Agir contre l'illettrisme
L'Éducation nationale doit faire acquérir les compétences de base aux élèves (lire, écrire, compter) et veiller à ce que ces compétences soient stabilisées. Elle s'appuie sur les programmes et sur des actions éducatives et culturelles. Elle agit avec des partenaires engagés dans la lutte contre l'illettrisme.
État des personnes qui, ayant appris à lire et à écrire, en ont complètement perdu la pratique.
Le 29 mars 2010, le ministre de l'Éducation nationale a présenté un plan de prévention de l'illettrisme, au Salon du Livre.
- Prévenir l'illettrisme
- Agir avec des partenaires
- Détecter l'illettrisme
- Remédier à l'illettrisme des adultes
Prévenir l'illettrisme
La prévention de l'illettrisme doit être précoce et continue. Faire accéder tous les élèves à la maîtrise de la langue française est le premier objectif que le socle commun fixe à la scolarité obligatoire.

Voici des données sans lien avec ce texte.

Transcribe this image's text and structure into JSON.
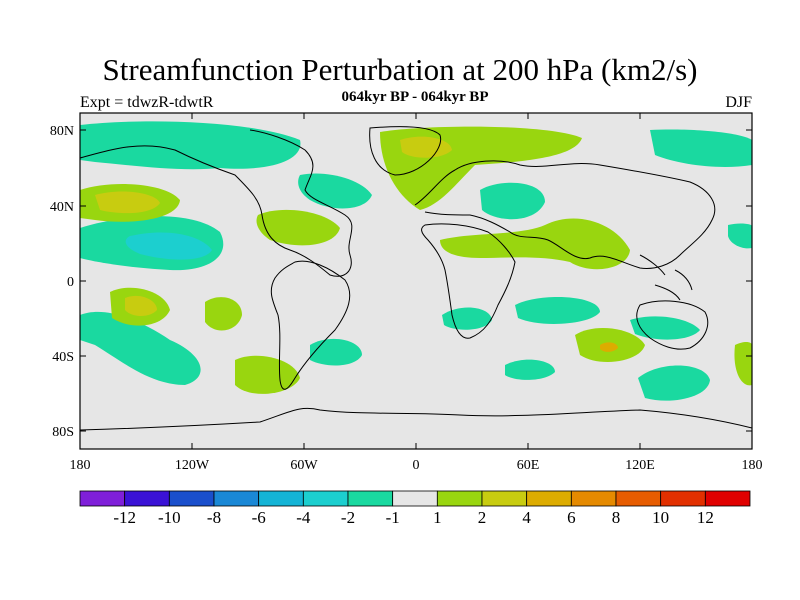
{
  "header": {
    "title": "Streamfunction Perturbation at 200 hPa (km2/s)",
    "subtitle": "064kyr BP - 064kyr BP",
    "left_label": "Expt = tdwzR-tdwtR",
    "right_label": "DJF"
  },
  "map": {
    "background": "#e6e6e6",
    "lat_ticks": [
      "80N",
      "40N",
      "0",
      "40S",
      "80S"
    ],
    "lon_ticks": [
      "180",
      "120W",
      "60W",
      "0",
      "60E",
      "120E",
      "180"
    ]
  },
  "colorbar": {
    "colors": [
      "#7f1fd9",
      "#3a12d6",
      "#1a4fcc",
      "#1a88d6",
      "#14b4d6",
      "#1ccfcf",
      "#1ad9a0",
      "#e6e6e6",
      "#99d60f",
      "#c8cc10",
      "#ddac00",
      "#e58a00",
      "#e65c00",
      "#e23000",
      "#e00000"
    ],
    "labels": [
      "-12",
      "-10",
      "-8",
      "-6",
      "-4",
      "-2",
      "-1",
      "1",
      "2",
      "4",
      "6",
      "8",
      "10",
      "12"
    ]
  }
}
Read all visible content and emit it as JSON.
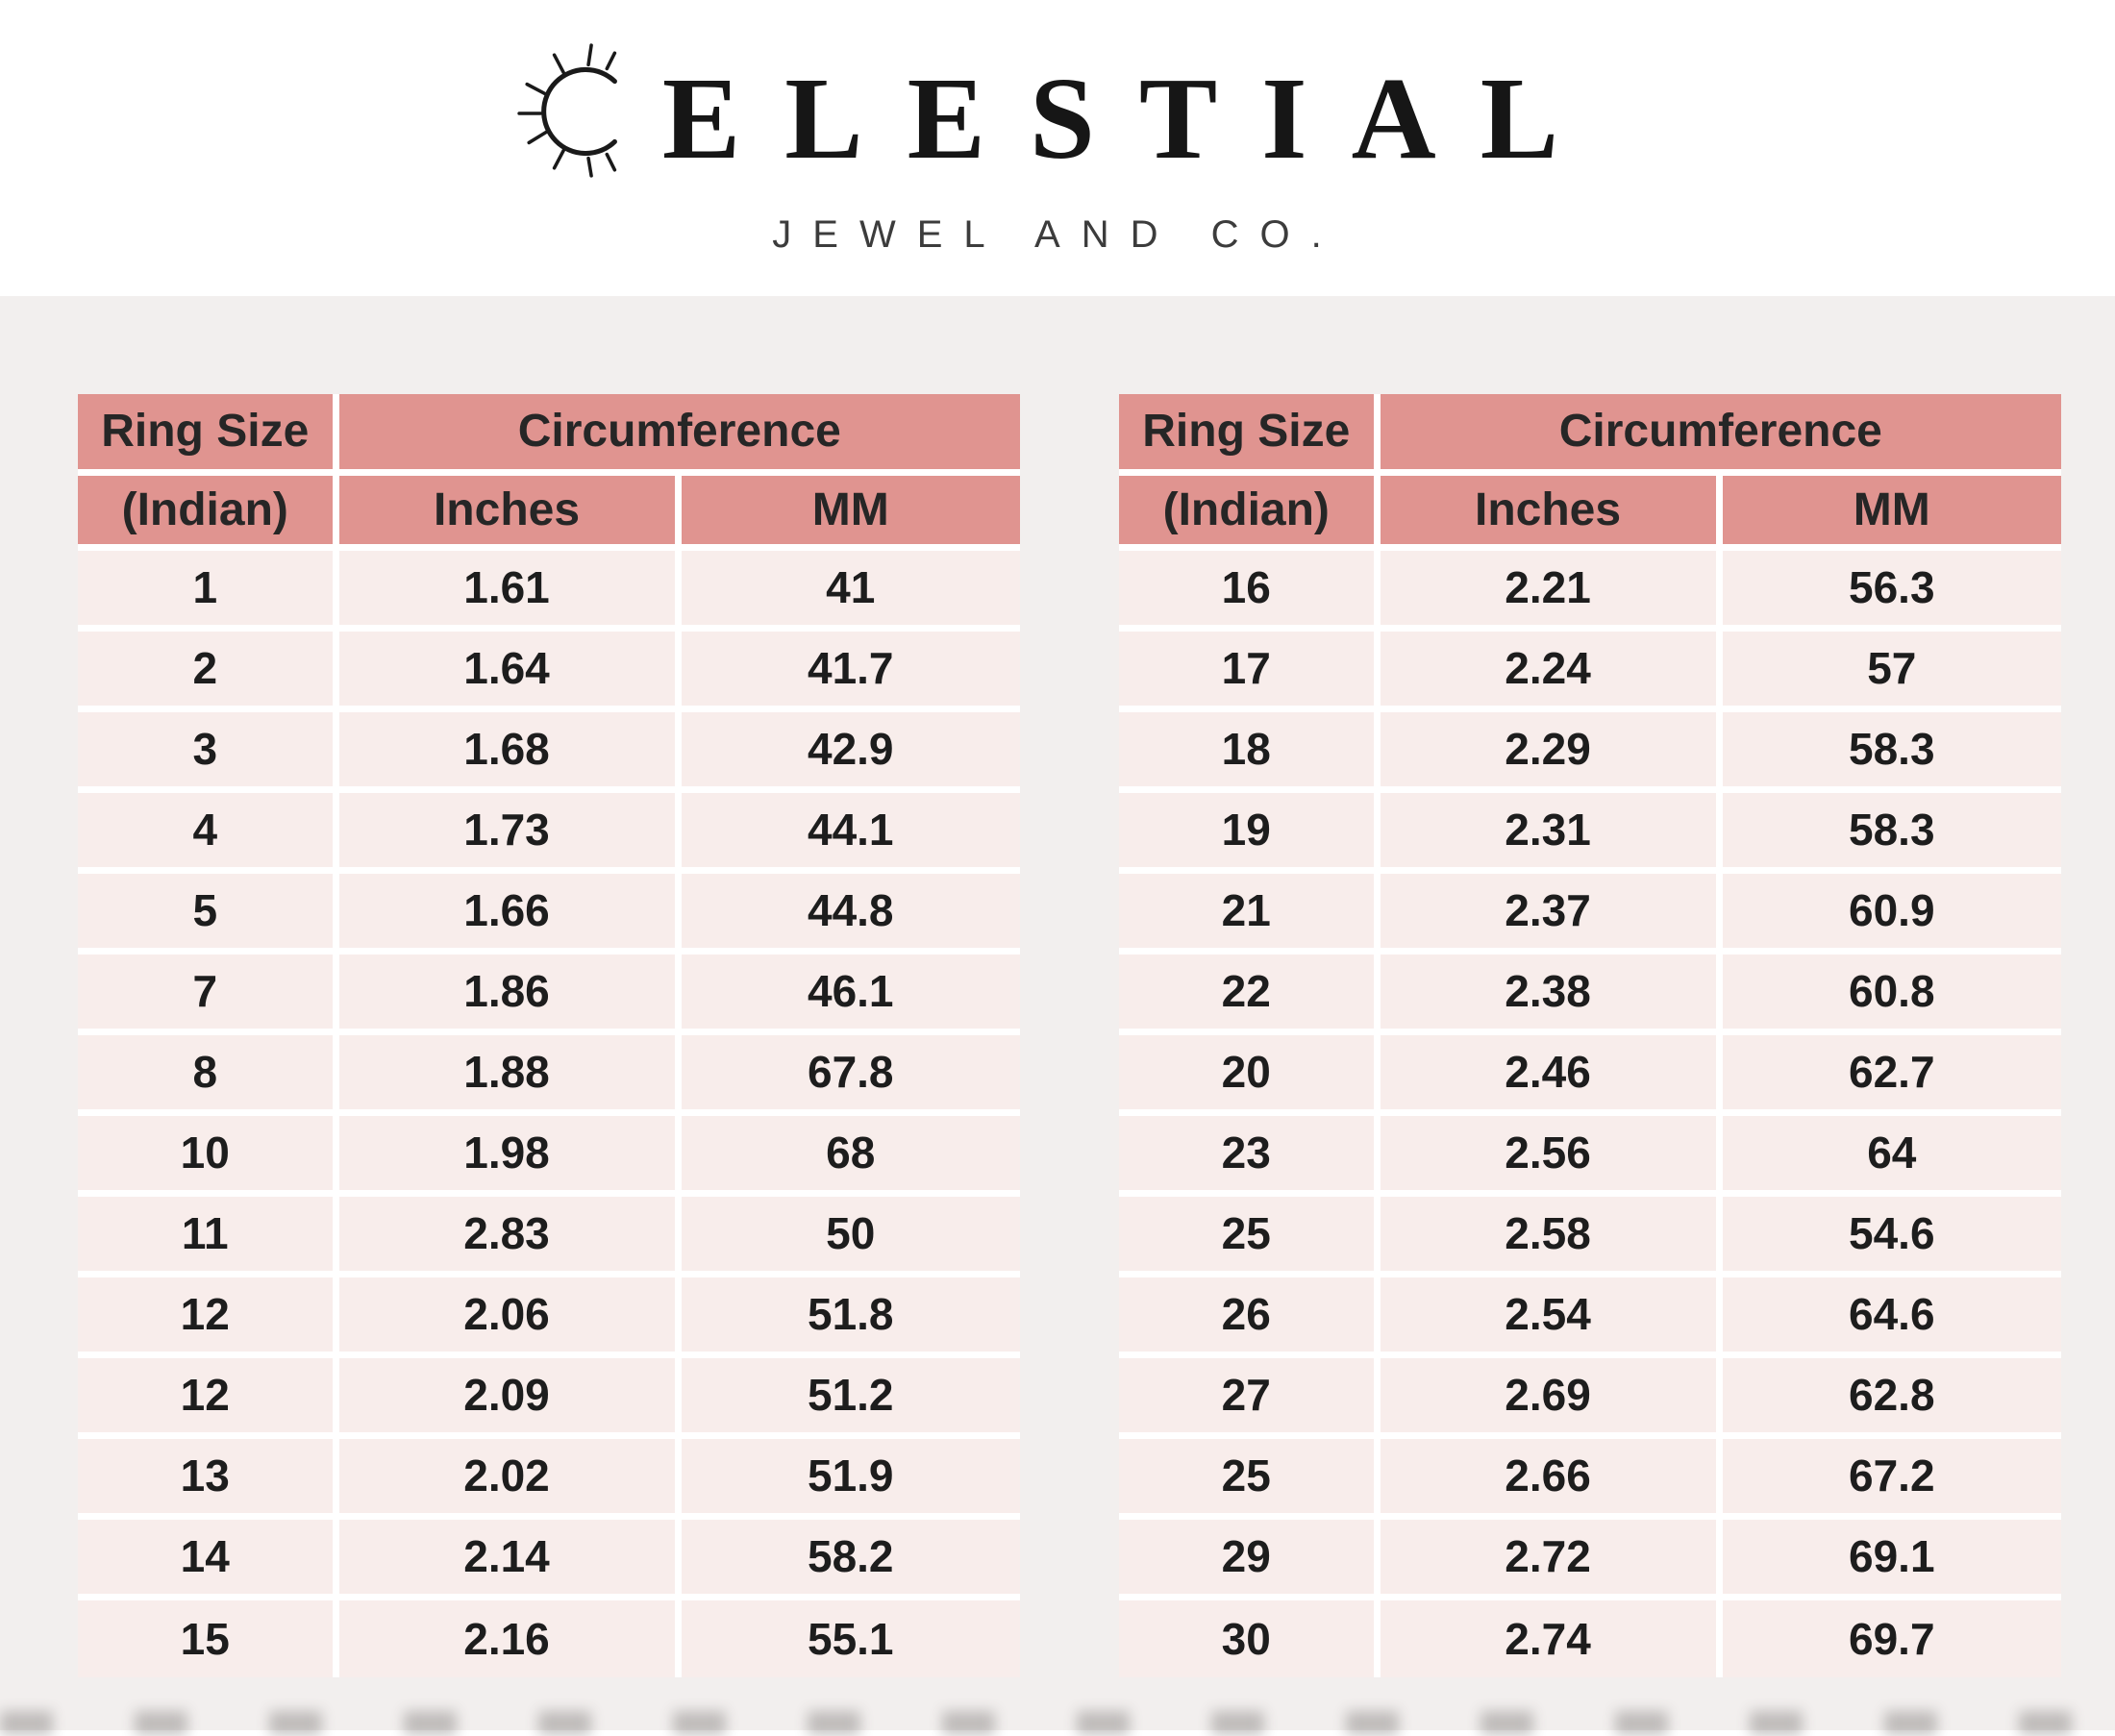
{
  "brand": {
    "name": "CELESTIAL",
    "name_after_sun": "ELESTIAL",
    "subtitle": "JEWEL AND CO."
  },
  "colors": {
    "header_bg": "#e09490",
    "row_bg": "#f8edeb",
    "page_background": "#f2efee",
    "separator": "#ffffff",
    "text": "#1d1d1d"
  },
  "tables": [
    {
      "name": "left",
      "headers": {
        "ring_size": "Ring Size",
        "indian": "(Indian)",
        "circumference": "Circumference",
        "inches": "Inches",
        "mm": "MM"
      },
      "rows": [
        [
          "1",
          "1.61",
          "41"
        ],
        [
          "2",
          "1.64",
          "41.7"
        ],
        [
          "3",
          "1.68",
          "42.9"
        ],
        [
          "4",
          "1.73",
          "44.1"
        ],
        [
          "5",
          "1.66",
          "44.8"
        ],
        [
          "7",
          "1.86",
          "46.1"
        ],
        [
          "8",
          "1.88",
          "67.8"
        ],
        [
          "10",
          "1.98",
          "68"
        ],
        [
          "11",
          "2.83",
          "50"
        ],
        [
          "12",
          "2.06",
          "51.8"
        ],
        [
          "12",
          "2.09",
          "51.2"
        ],
        [
          "13",
          "2.02",
          "51.9"
        ],
        [
          "14",
          "2.14",
          "58.2"
        ],
        [
          "15",
          "2.16",
          "55.1"
        ]
      ]
    },
    {
      "name": "right",
      "headers": {
        "ring_size": "Ring Size",
        "indian": "(Indian)",
        "circumference": "Circumference",
        "inches": "Inches",
        "mm": "MM"
      },
      "rows": [
        [
          "16",
          "2.21",
          "56.3"
        ],
        [
          "17",
          "2.24",
          "57"
        ],
        [
          "18",
          "2.29",
          "58.3"
        ],
        [
          "19",
          "2.31",
          "58.3"
        ],
        [
          "21",
          "2.37",
          "60.9"
        ],
        [
          "22",
          "2.38",
          "60.8"
        ],
        [
          "20",
          "2.46",
          "62.7"
        ],
        [
          "23",
          "2.56",
          "64"
        ],
        [
          "25",
          "2.58",
          "54.6"
        ],
        [
          "26",
          "2.54",
          "64.6"
        ],
        [
          "27",
          "2.69",
          "62.8"
        ],
        [
          "25",
          "2.66",
          "67.2"
        ],
        [
          "29",
          "2.72",
          "69.1"
        ],
        [
          "30",
          "2.74",
          "69.7"
        ]
      ]
    }
  ]
}
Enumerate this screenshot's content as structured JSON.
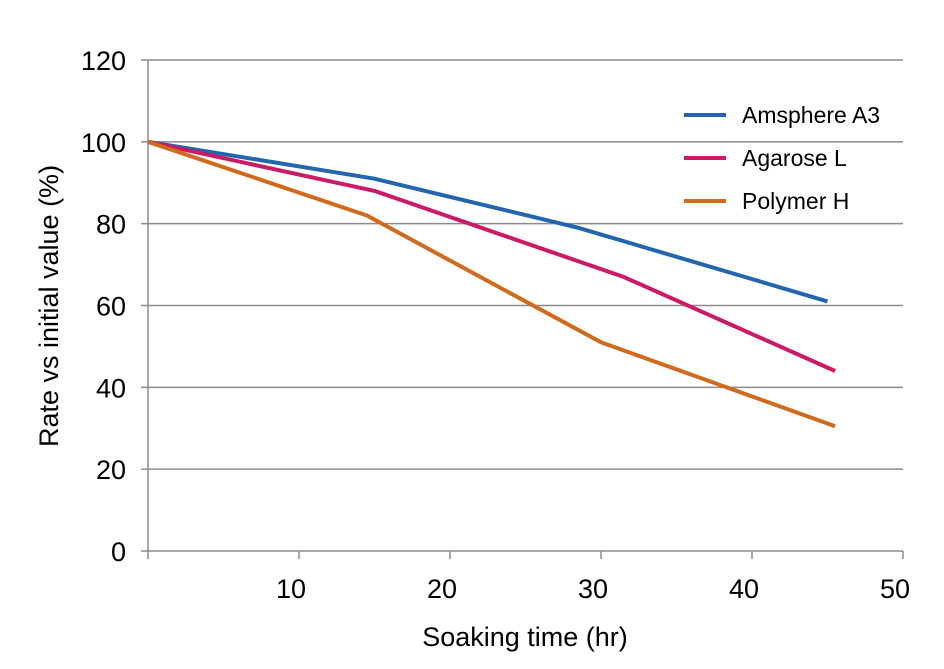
{
  "chart_data": {
    "type": "line",
    "title": "",
    "xlabel": "Soaking time (hr)",
    "ylabel": "Rate vs initial value (%)",
    "xlim": [
      0,
      50
    ],
    "ylim": [
      0,
      120
    ],
    "xticks": [
      10,
      20,
      30,
      40,
      50
    ],
    "yticks": [
      0,
      20,
      40,
      60,
      80,
      100,
      120
    ],
    "grid": "horizontal",
    "legend_position": "top-right",
    "series": [
      {
        "name": "Amsphere A3",
        "color": "#2266b0",
        "x": [
          0,
          15,
          28.5,
          45
        ],
        "y": [
          100,
          91,
          79,
          61
        ]
      },
      {
        "name": "Agarose L",
        "color": "#cc1a66",
        "x": [
          0,
          15,
          31.5,
          45.5
        ],
        "y": [
          100,
          88,
          67,
          44
        ]
      },
      {
        "name": "Polymer H",
        "color": "#d26a1c",
        "x": [
          0,
          14.5,
          30,
          45.5
        ],
        "y": [
          100,
          82,
          51,
          30.5
        ]
      }
    ]
  }
}
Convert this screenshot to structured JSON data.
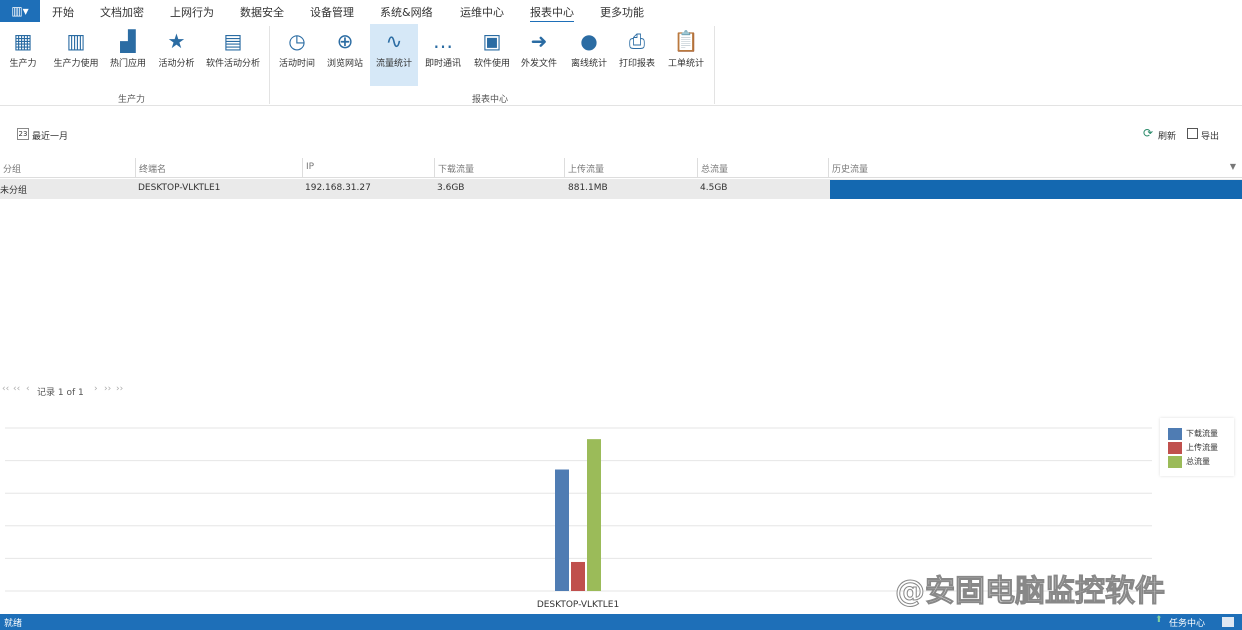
{
  "menu": {
    "app_icon": "app-menu-icon",
    "items": [
      "开始",
      "文档加密",
      "上网行为",
      "数据安全",
      "设备管理",
      "系统&网络",
      "运维中心",
      "报表中心",
      "更多功能"
    ],
    "active": "报表中心"
  },
  "ribbon": {
    "groups": [
      {
        "label": "生产力"
      },
      {
        "label": "报表中心"
      }
    ],
    "buttons": [
      {
        "label": "生产力",
        "icon": "grid-icon"
      },
      {
        "label": "生产力使用",
        "icon": "bar-doc-icon"
      },
      {
        "label": "热门应用",
        "icon": "hot-app-icon"
      },
      {
        "label": "活动分析",
        "icon": "activity-star-icon"
      },
      {
        "label": "软件活动分析",
        "icon": "software-chart-icon"
      },
      {
        "label": "活动时间",
        "icon": "history-clock-icon"
      },
      {
        "label": "浏览网站",
        "icon": "globe-icon"
      },
      {
        "label": "流量统计",
        "icon": "traffic-chart-icon"
      },
      {
        "label": "即时通讯",
        "icon": "chat-icon"
      },
      {
        "label": "软件使用",
        "icon": "window-user-icon"
      },
      {
        "label": "外发文件",
        "icon": "file-send-icon"
      },
      {
        "label": "离线统计",
        "icon": "user-info-icon"
      },
      {
        "label": "打印报表",
        "icon": "printer-icon"
      },
      {
        "label": "工单统计",
        "icon": "clipboard-icon"
      }
    ],
    "selected": "流量统计"
  },
  "toolbar": {
    "date_range": "最近一月",
    "refresh": "刷新",
    "export": "导出"
  },
  "table": {
    "columns": [
      "分组",
      "终端名",
      "IP",
      "下载流量",
      "上传流量",
      "总流量",
      "历史流量"
    ],
    "rows": [
      {
        "group": "未分组",
        "terminal": "DESKTOP-VLKTLE1",
        "ip": "192.168.31.27",
        "download": "3.6GB",
        "upload": "881.1MB",
        "total": "4.5GB"
      }
    ]
  },
  "pager": {
    "record": "记录 1 of 1"
  },
  "chart_data": {
    "type": "bar",
    "categories": [
      "DESKTOP-VLKTLE1"
    ],
    "series": [
      {
        "name": "下载流量",
        "values": [
          3.6
        ],
        "color": "#4f7cb3"
      },
      {
        "name": "上传流量",
        "values": [
          0.86
        ],
        "color": "#c0504d"
      },
      {
        "name": "总流量",
        "values": [
          4.5
        ],
        "color": "#9bbb59"
      }
    ],
    "unit": "GB",
    "ylim": [
      0,
      4.83
    ],
    "grid": true,
    "legend": "top-right"
  },
  "status": {
    "left": "就绪",
    "task_center": "任务中心"
  },
  "watermark": "@安固电脑监控软件",
  "colors": {
    "accent": "#1e6fb8",
    "selected_bg": "#d6e8f7"
  }
}
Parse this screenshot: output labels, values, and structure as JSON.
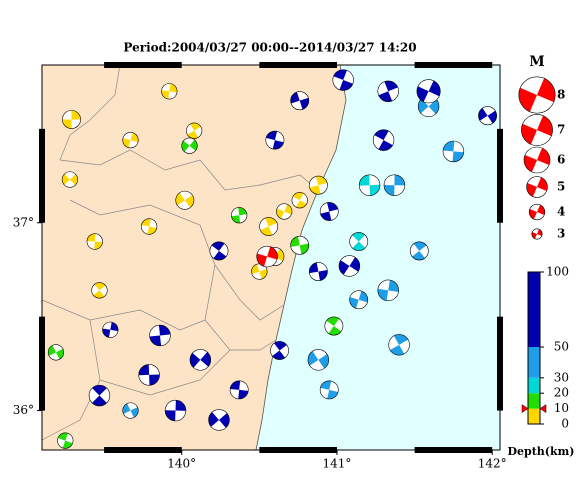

À l'école. Le premier rôle de l'école est d'apprendre à bien lire à tous les enfants. Elle doit leur permettre d'exercer cette compétence avec facilité et plaisir. C'est pourquoi dès l'école maternelle, les programmes donnent la priorité à la maîtrise de la langue française.
La personnalisation des parcours scolaires permet au maître d'apporter une aide à chaque élève, dès qu'une difficulté de lecture est repérée. Si nécessaire, il peut proposer des stages de remise à niveau.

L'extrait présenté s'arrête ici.